Usually the LAMP stack follows a 2-Tier model, web+app server tightly joined (web server + php engine) and the database plus some usual suspects like load balancers, CDNs, accelerators, caches, …

Load balancing at the front end has been common for ages usually with appliances like F5’s BigIP or Radware or a typical apache behind a dns round-robin. Now most hosting and cloud providers offers a front balancing or even a load balancing as a service but since some years ago HAProxy has positioned itself like a lightweight software load balancer and has been used to balance not only web servers but also docker containers or generally, any service.

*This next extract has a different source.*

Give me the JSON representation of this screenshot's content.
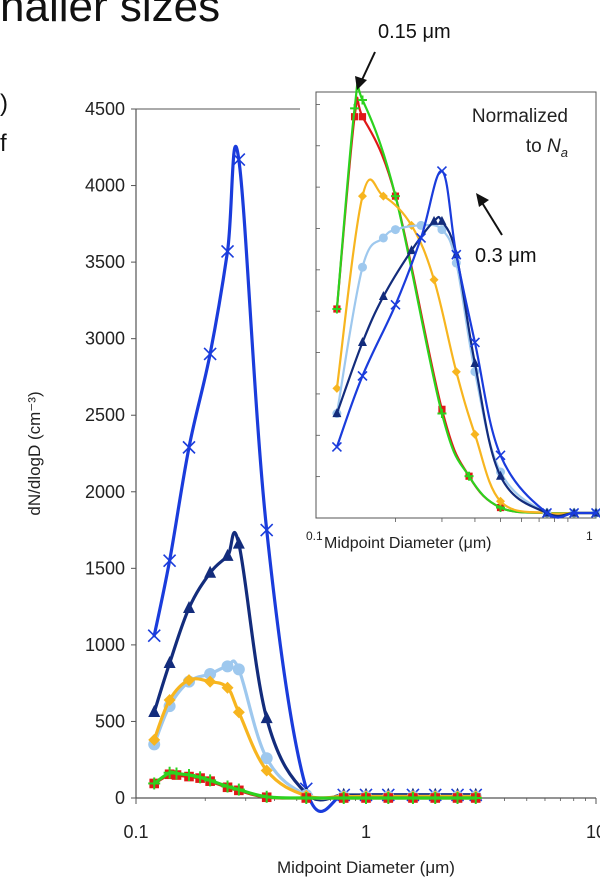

The problem has always been maintaining the user session on all the nodes. The fallback or basic option is the “sticky session”, a session is tied to a node, if a node goes down all their sessions are lost (and those users are disconnected.) Actually this method is used for optimization, so switching contexts are minimized but if the app is not prepared for maintaining the sessions it’s also the method to not loose them. All our middle-ware apps here in Spain need “sticky sessions”. Between share and non-share strategy most of the middle-ware solutions have followed the former one, maintaining all the sessions on memory (and distributing them) or in database. The problem is the cost, apps must be programmed to support those practices (and tested!) and there are a lot of penalizations for doing it badly. Like some of our apps that need 4mb of memory per session, share that! Ok, yes, there is the possibility of fine granulation but if you have apps with sessions of that size is already too late (for anything except refactoring of course).

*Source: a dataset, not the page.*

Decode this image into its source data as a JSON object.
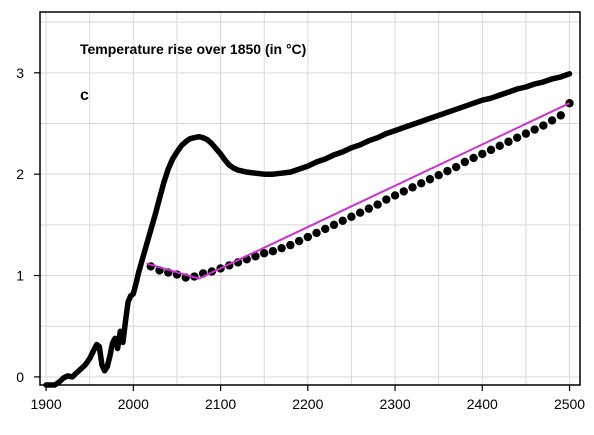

PHP and Moodle in particular follows a disk strategy, storing session and content in disk so if it isn’t found in memory it goes to disk (or generate it before) to retrieve it. This allow the use of a unified, shared filesystem for serving the app: glusterfs. Depending on the performance (we don’t have any metric from the previous provider!) I’ll think if more actions are needed (varnish/squid for caching content and memcached for the sessions). More info on optimizing php over glusterfs in this blog: .

moodle_layoutThe disk layout in its simplest form must be carefully segmented. Glusterfs needs a partition for itself (depending on the setup, maybe even it’s own drive for stripping, performance, etc… , here it’d be /opt) and MySQL Clustered solutions are very sensitive to corruption due to lack of free space so if we don’t change were the databases are stored (usually under /var/lib/mysql) we must assign a partition for the logs (/var/logs).

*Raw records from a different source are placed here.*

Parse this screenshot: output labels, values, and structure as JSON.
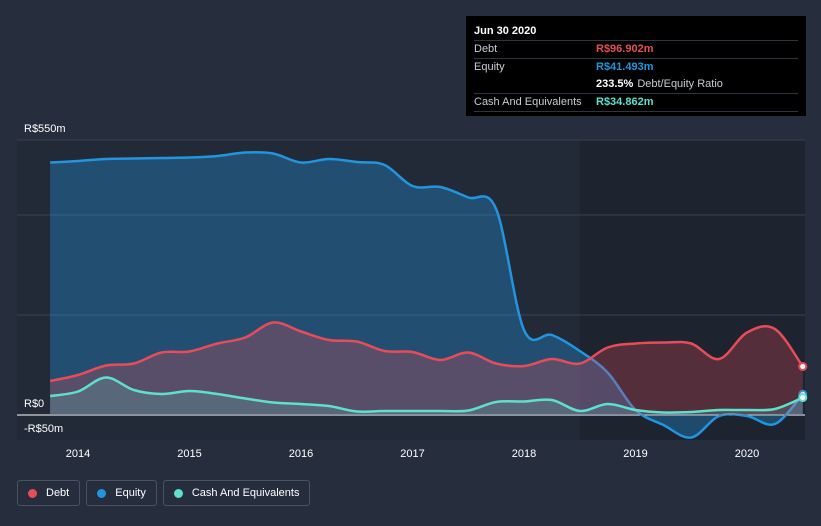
{
  "chart_data": {
    "type": "area",
    "x_range": [
      2013.5,
      2020.5
    ],
    "ylim": [
      -50,
      550
    ],
    "y_ticks": [
      {
        "value": 550,
        "label": "R$550m"
      },
      {
        "value": 0,
        "label": "R$0"
      },
      {
        "value": -50,
        "label": "-R$50m"
      }
    ],
    "x_ticks": [
      {
        "value": 2014,
        "label": "2014"
      },
      {
        "value": 2015,
        "label": "2015"
      },
      {
        "value": 2016,
        "label": "2016"
      },
      {
        "value": 2017,
        "label": "2017"
      },
      {
        "value": 2018,
        "label": "2018"
      },
      {
        "value": 2019,
        "label": "2019"
      },
      {
        "value": 2020,
        "label": "2020"
      }
    ],
    "gridlines": [
      550,
      400,
      200,
      0
    ],
    "series": [
      {
        "name": "Equity",
        "color": "#2394df",
        "x": [
          2013.75,
          2014.0,
          2014.25,
          2014.5,
          2014.75,
          2015.0,
          2015.25,
          2015.5,
          2015.75,
          2016.0,
          2016.25,
          2016.5,
          2016.75,
          2017.0,
          2017.25,
          2017.5,
          2017.75,
          2018.0,
          2018.25,
          2018.5,
          2018.75,
          2019.0,
          2019.25,
          2019.5,
          2019.75,
          2020.0,
          2020.25,
          2020.5
        ],
        "values": [
          505,
          508,
          512,
          513,
          514,
          515,
          518,
          525,
          523,
          505,
          512,
          506,
          500,
          458,
          456,
          435,
          412,
          170,
          160,
          128,
          85,
          10,
          -20,
          -45,
          -2,
          -2,
          -18,
          41.493
        ]
      },
      {
        "name": "Debt",
        "color": "#e64d58",
        "x": [
          2013.75,
          2014.0,
          2014.25,
          2014.5,
          2014.75,
          2015.0,
          2015.25,
          2015.5,
          2015.75,
          2016.0,
          2016.25,
          2016.5,
          2016.75,
          2017.0,
          2017.25,
          2017.5,
          2017.75,
          2018.0,
          2018.25,
          2018.5,
          2018.75,
          2019.0,
          2019.25,
          2019.5,
          2019.75,
          2020.0,
          2020.25,
          2020.5
        ],
        "values": [
          68,
          80,
          99,
          103,
          125,
          127,
          143,
          155,
          185,
          167,
          150,
          147,
          128,
          126,
          110,
          125,
          103,
          98,
          112,
          103,
          135,
          143,
          145,
          143,
          112,
          165,
          172,
          96.902
        ]
      },
      {
        "name": "Cash And Equivalents",
        "color": "#5ee0cc",
        "x": [
          2013.75,
          2014.0,
          2014.25,
          2014.5,
          2014.75,
          2015.0,
          2015.25,
          2015.5,
          2015.75,
          2016.0,
          2016.25,
          2016.5,
          2016.75,
          2017.0,
          2017.25,
          2017.5,
          2017.75,
          2018.0,
          2018.25,
          2018.5,
          2018.75,
          2019.0,
          2019.25,
          2019.5,
          2019.75,
          2020.0,
          2020.25,
          2020.5
        ],
        "values": [
          38,
          47,
          75,
          50,
          42,
          48,
          42,
          33,
          25,
          22,
          18,
          7,
          8,
          8,
          8,
          9,
          26,
          27,
          30,
          8,
          22,
          10,
          5,
          6,
          10,
          10,
          12,
          34.862
        ]
      }
    ]
  },
  "tooltip": {
    "date": "Jun 30 2020",
    "debt_label": "Debt",
    "debt_value": "R$96.902m",
    "equity_label": "Equity",
    "equity_value": "R$41.493m",
    "ratio_value": "233.5%",
    "ratio_label": "Debt/Equity Ratio",
    "cash_label": "Cash And Equivalents",
    "cash_value": "R$34.862m",
    "colors": {
      "debt": "#e64d58",
      "equity": "#2394df",
      "cash": "#5ee0cc"
    }
  },
  "legend": [
    {
      "label": "Debt",
      "color": "#e64d58"
    },
    {
      "label": "Equity",
      "color": "#2394df"
    },
    {
      "label": "Cash And Equivalents",
      "color": "#5ee0cc"
    }
  ]
}
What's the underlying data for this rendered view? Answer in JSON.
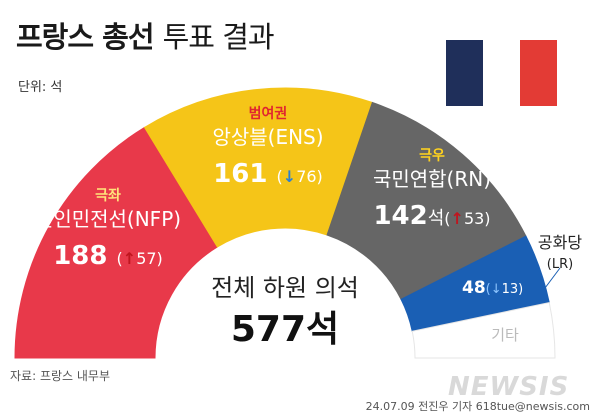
{
  "header": {
    "title_bold": "프랑스 총선",
    "title_light": "투표 결과",
    "unit": "단위: 석"
  },
  "flag_colors": [
    "#1f2f5a",
    "#ffffff",
    "#e33b35"
  ],
  "center": {
    "label": "전체 하원 의석",
    "total": "577석"
  },
  "chart_data": {
    "type": "pie",
    "subtype": "half-donut",
    "title": "프랑스 총선 투표 결과",
    "unit": "석",
    "total": 577,
    "series": [
      {
        "group": "극좌",
        "name": "신인민전선(NFP)",
        "value": 188,
        "change": 57,
        "direction": "up",
        "color": "#e8394a"
      },
      {
        "group": "범여권",
        "name": "앙상블(ENS)",
        "value": 161,
        "change": 76,
        "direction": "down",
        "color": "#f5c518"
      },
      {
        "group": "극우",
        "name": "국민연합(RN)",
        "value": 142,
        "change": 53,
        "direction": "up",
        "color": "#666666"
      },
      {
        "group": "",
        "name": "공화당(LR)",
        "value": 48,
        "change": 13,
        "direction": "down",
        "color": "#1a5fb4"
      },
      {
        "group": "",
        "name": "기타",
        "value": 38,
        "change": null,
        "direction": null,
        "color": "#ffffff"
      }
    ]
  },
  "footer": {
    "source": "자료: 프랑스 내무부",
    "credit": "24.07.09 전진우 기자 618tue@newsis.com",
    "logo": "NEWSIS"
  }
}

Finally, the database. Since the MySQL buyout by Oracle there has been some movements, first a real fork between an Enterprise/Commercial MySQL (but without cannibalizing their main db business) and a community version (and not actively maintained) by Oracle. As a response, forks by the open source community for restoring its former glory. The main alternatives now are MariaDB (by the former creator of MySQL) and Percona, both uses a mysql cluster implementation (called galera) on their flag products: MariaDB Galera Cluster and Percona XtraDB Cluster. I’ve used Mariadb Galera 10, Percona seems more professional but in future versions of RHEL MySQL is replaced by MariaDB. At this moment both are interchangeable.

The access to the database isn’t straight by the php app, we will be always accessing the same node, we must configure an HAproxy for balancing the mysql nodes, this way even if one node fails there is mysql service. For this migration HAProxy remains as point of failure but for our Moodle content this design is already overkill (and a dedicated VIP and/or dedicated proxies are too much hassle).

BTW, HAproxy implements to me the most inelegant hack of all, it only checks tcp connections or http petitions. the former doesn’t tell if the service is working (online, synced, etc… ) and the later, well mysql isn’t a http service. The health checks are implemented using a xinetd daemon ( 😕 😕 😕 , so it must be installed and running) after receiving an http petition on a port it calls a script (which user, and pass, with grant permissions!, in plain texts) that connects to mysql and checks the status of the service. Really, really, ugly!

All this implementation is coded in Ansible, i’m a bit shy about showing those playbooks in github, they need some serious cleaning.